Scharade vor Saisonauftakt: Bitterer Ernst erst Down Under?

, 28.02.2016

Zuverlässigkeitstests, zu wenig Zeit und neue Teile, die auf sich warten lassen: Wieso Mercedes und Co. bei den Testfahrten nicht die Hosen runterlassen

Jedes Jahr macht während der Formel-1-Testfahrten ein Trendwort die Runde: "Sandbagging". Auf Deutsch bedeutet es frei übersetzt so viel wie "tiefstapeln", in der Szene verbindet man mit dem Ausdruck weit mehr als Understatement. Das vorsätzliche Verschleiern von Performance soll die Konkurrenz bezüglich der eigenen Leistungsfähigkeit im Dunkeln tappen lassen, ehe beim ersten Rennen der Saison der Gashahn aufgedreht wird. Zeigt sich die wahre Hackordnung also erst in Melbourne?

Williams-Technikchef Pat Symonds ist davon überzeugt: "Ich denke nicht, dass irgendjemand in dieser Woche bereits das echte Potenzial seines Autos zeigt", erklärt er im Nachgang der Testwoche in Barcelona. Seine Truppe setzte in Katalonien ähnlich wie Mercedes allen voran auf die härteren Pirelli-Mischungen, während Ferrari und Red Bull schon Ultrasoft zückten.

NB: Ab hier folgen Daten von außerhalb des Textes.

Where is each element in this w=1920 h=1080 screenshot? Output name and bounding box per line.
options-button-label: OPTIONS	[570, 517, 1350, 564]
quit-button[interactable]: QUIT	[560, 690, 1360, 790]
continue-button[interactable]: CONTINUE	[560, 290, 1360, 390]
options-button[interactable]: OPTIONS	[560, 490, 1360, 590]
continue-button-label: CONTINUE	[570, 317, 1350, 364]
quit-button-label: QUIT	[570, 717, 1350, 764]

"Ehrlich gesagt war ich überrascht, dass am ersten Tag einige mit weichen Reifen gefahren sind", staunt Symonds über die Konkurrenz. Sogar Reifenzulieferer Pirelli hätte nach Aussage des Sportchefs Paul Hembery nicht damit gerechnet, dass die mutmaßlich auf eine Runde schnellste Mischung so früh ihr Streckendebüt feiert.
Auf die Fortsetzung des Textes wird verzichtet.